The structure of communities of various species has been affected by human activities with no regards to the lives of animals for a prolonged time. However, by thoroughly examining current ecosystems, ecologists began to call for attention to previously undiscovered and subtle links that could be broken by careless exploitation of nature. For example, a disruption in the food chain of Arctic whales could be caused by setting transportation routes close to the continent, as exhaustion byproducts will damage algae on which local krill feeds (Piovia-Scott et al., 2017). Such discoveries can not only prevent potential damage but also help in reversing past harmful effects on the ecosystem.
Outside of human influence, these cascades are affected by species’ activities and introduction of same species-level competitors. Shifts in biodiversity can happen when a niché level species become too few, or too abundant. However, these systems balance themselves out until every trophic level is equally represented in local biodiversity.
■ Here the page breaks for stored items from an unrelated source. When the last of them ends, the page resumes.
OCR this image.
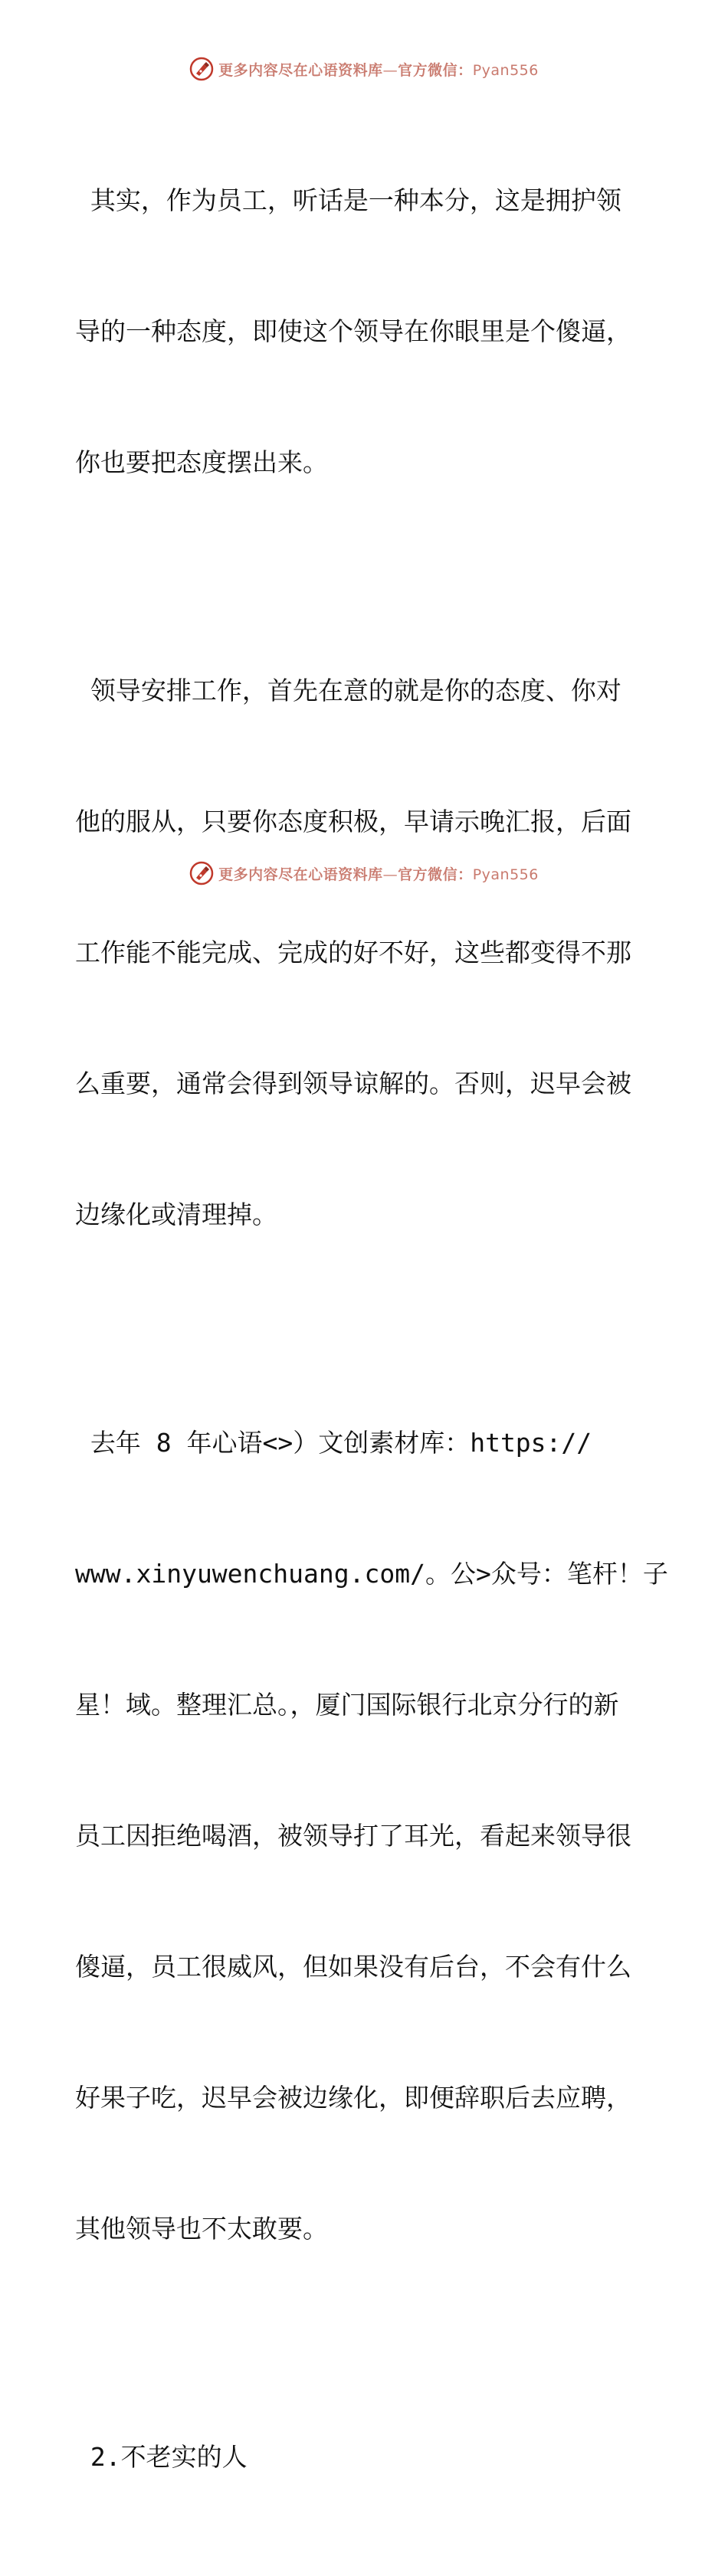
更多内容尽在心语资料库—官方微信：Pyan556

其实，作为员工，听话是一种本分，这是拥护领

导的一种态度，即使这个领导在你眼里是个傻逼，

你也要把态度摆出来。

领导安排工作，首先在意的就是你的态度、你对

他的服从，只要你态度积极，早请示晚汇报，后面

工作能不能完成、完成的好不好，这些都变得不那

么重要，通常会得到领导谅解的。否则，迟早会被

边缘化或清理掉。

去年 8 年心语<>）文创素材库：https://

www.xinyuwenchuang.com/。公>众号：笔杆！子

星！域。整理汇总。，厦门国际银行北京分行的新

员工因拒绝喝酒，被领导打了耳光，看起来领导很

傻逼，员工很威风，但如果没有后台，不会有什么

好果子吃，迟早会被边缘化，即便辞职后去应聘，

其他领导也不太敢要。

2.不老实的人

更多内容尽在心语资料库—官方微信：Pyan556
For example, research by Start and Gilbert (2017) shows that “the high prey mortality associated with active predators translated into shifts in community composition towards predator resistant prey” (p. 372). On the other hand, the abundance of prey attracts a higher number of predatory species, to a point when the system starts an opposite balancing swing (Start & Gilbert, 2017). This process stimulates evolutionary selection, as more resilient prey and more cunning predators tend to keep their place in the ecosystem.
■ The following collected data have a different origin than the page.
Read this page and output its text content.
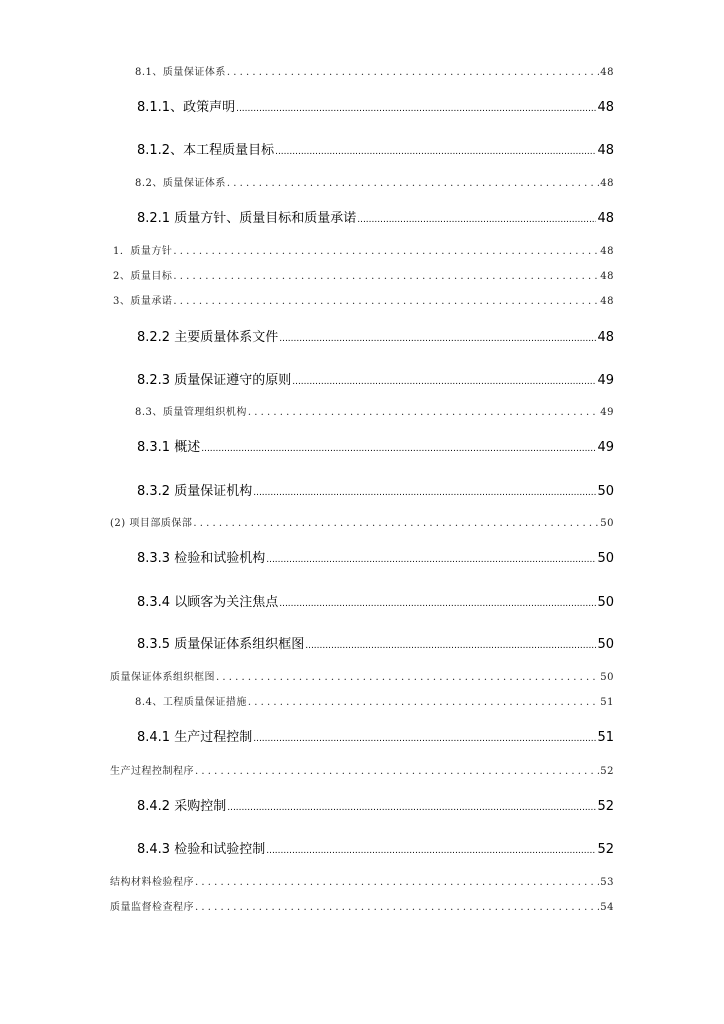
8.1、质量保证体系 .....	48
8.1.1、政策声明 .....	48
8.1.2、本工程质量目标 .....	48
8.2、质量保证体系 .....	48
8.2.1 质量方针、质量目标和质量承诺 .....	48
1．质量方针 .....	48
2、质量目标 .....	48
3、质量承诺 .....	48
8.2.2 主要质量体系文件 .....	48
8.2.3 质量保证遵守的原则 .....	49
8.3、质量管理组织机构 .....	49
8.3.1 概述 .....	49
8.3.2 质量保证机构 .....	50
(2) 项目部质保部 .....	50
8.3.3 检验和试验机构 .....	50
8.3.4 以顾客为关注焦点 .....	50
8.3.5 质量保证体系组织框图 .....	50
质量保证体系组织框图 .....	50
8.4、工程质量保证措施 .....	51
8.4.1 生产过程控制 .....	51
生产过程控制程序 .....	52
8.4.2 采购控制 .....	52
8.4.3 检验和试验控制 .....	52
结构材料检验程序 .....	53
质量监督检查程序 .....	54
In conclusion, relationships of various species are a topic that has been highly debated in recent times, and it uncovered many previously unnoticed aspects of biodiversity. Species interact in a sophisticated manner and are more intricately linked than scientists thought before. Ecologists continue to examine trophic cascades to gain more insight into nature’s inner mechanisms. These efforts will help civilization to preserve the planet and its beauty.
References
Jeliazkov, A., Mijatovic, D., Chantepie, S., Andrew, N., Arlettaz, R., Barbaro, L., Barsoum, N., Bartonova, A., Belskaya, E., Bonada, N., Brind’Amour, A., Carvalho, R., Castro, H., Chmura, D., Choler, P., Chong-Seng, K., Cleary, D., Cormont, A., Cornwell, W., … & Chase, J. (2020). A global database for metacommunity ecology, integrating species, traits, environment and space. Scientific Data 7(6).
Piovia-Scott, J., Yang, L., & Wright, A. (2017). Temporal variation in trophic cascades. Annual Review in Ecology, Evolution, and Systematics, 48, 281–300.
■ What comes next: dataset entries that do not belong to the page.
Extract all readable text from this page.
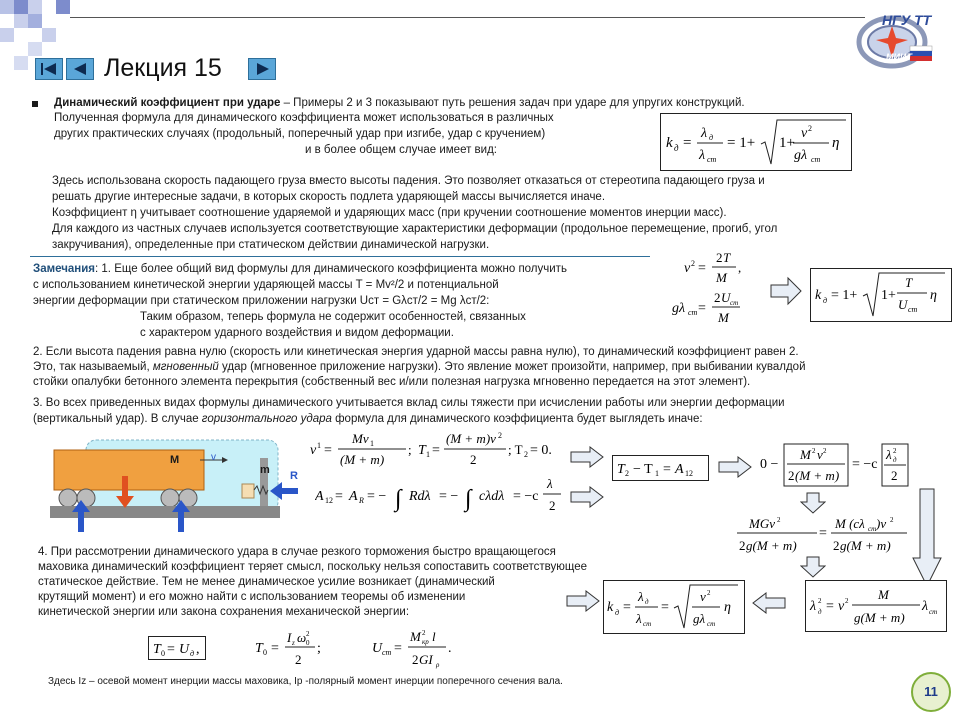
Лекция 15
НГУ ТТ
МИИТ
Динамический коэффициент при ударе – Примеры 2 и 3 показывают путь решения задач при ударе для упругих конструкций.
Полученная формула для динамического коэффициента может использоваться в различных
других практических случаях (продольный, поперечный удар при изгибе, удар с кручением)
и в более общем случае имеет вид:	k д =
λ д
λ ст
= 1+ 1+
v 2
gλ ст
η
Здесь использована скорость падающего груза вместо высоты падения. Это позволяет отказаться от стереотипа падающего груза и
решать другие интересные задачи, в которых скорость подлета ударяющей массы вычисляется иначе.
Коэффициент η учитывает соотношение ударяемой и ударяющих масс (при кручении соотношение моментов инерции масс).
Для каждого из частных случаев используется соответствующие характеристики деформации (продольное перемещение, прогиб, угол
закручивания), определенные при статическом действии динамической нагрузки.
Замечания: 1. Еще более общий вид формулы для динамического коэффициента можно получить
с использованием кинетической энергии ударяющей массы T = Mv²/2 и потенциальной
энергии деформации при статическом приложении нагрузки Uст = Gλст/2 = Mg λст/2:
Таким образом, теперь формула не содержит особенностей, связанных
с характером ударного воздействия и видом деформации.
v 2 =
2 T
M
,
gλ ст =
2 U ст
M
k д = 1+ 1+
T
U ст
η
2. Если высота падения равна нулю (скорость или кинетическая энергия ударной массы равна нулю), то динамический коэффициент равен 2.
Это, так называемый, мгновенный удар (мгновенное приложение нагрузки). Это явление может произойти, например, при выбивании кувалдой
стойки опалубки бетонного элемента перекрытия (собственный вес и/или полезная нагрузка мгновенно передается на этот элемент).
3. Во всех приведенных видах формулы динамического учитывается вклад силы тяжести при исчислении работы или энергии деформации
(вертикальный удар). В случае горизонтального удара формула для динамического коэффициента будет выглядеть иначе:
M	v
m R
v 1 =
Mv 1
(M + m)
; T 1 =
(M + m)v 2
2
; T 2 = 0.
A 12 = A R = − ∫ Rdλ = − ∫ cλdλ = −c
λ
2
T 2 − T 1 = A 12
0 −
M 2 v 2
2 (M + m)
= −c
λ 2
д
2
MGv 2
2 g(M + m)
=
M (cλ ст )v 2
2 g(M + m)
4. При рассмотрении динамического удара в случае резкого торможения быстро вращающегося
маховика динамический коэффициент теряет смысл, поскольку нельзя сопоставить соответствующее
статическое действие. Тем не менее динамическое усилие возникает (динамический
крутящий момент) и его можно найти с использованием теоремы об изменении
кинетической энергии или закона сохранения механической энергии:	k д =
λ д
λ ст
=
v 2
gλ ст
η	λ 2
д = v 2 M
g(M + m)
λ ст
T 0 = U д ,	T 0 =
I z ω 2
0
2
;	U ст =
M 2
кр l
2 GI ρ
.
Здесь Iz – осевой момент инерции массы маховика, Ip -полярный момент инерции поперечного сечения вала.
11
Ripple, W., Estes, J., Schmitz, O., Constant, V., Kaylor, M., Lenz, A., Motley, J., Self, K., Taylor, D., & Wolf, C. (2016). What is a trophic ccascade? Trends in Ecology & Evolution, 31(11), 842–849.
Smith, A., Gosdoe, W., Rodríguez-Sánchez, F., Wang, H., & Warren, D. (2019). Niche estimation above and below the species level. Trends in Ecology & Evolution, 34(3), 260-273.
Start, D., & Gilbert, B. (2017). Predator personality structures prey communities and trophic cascades. Ecology Letters, 20, 366–374.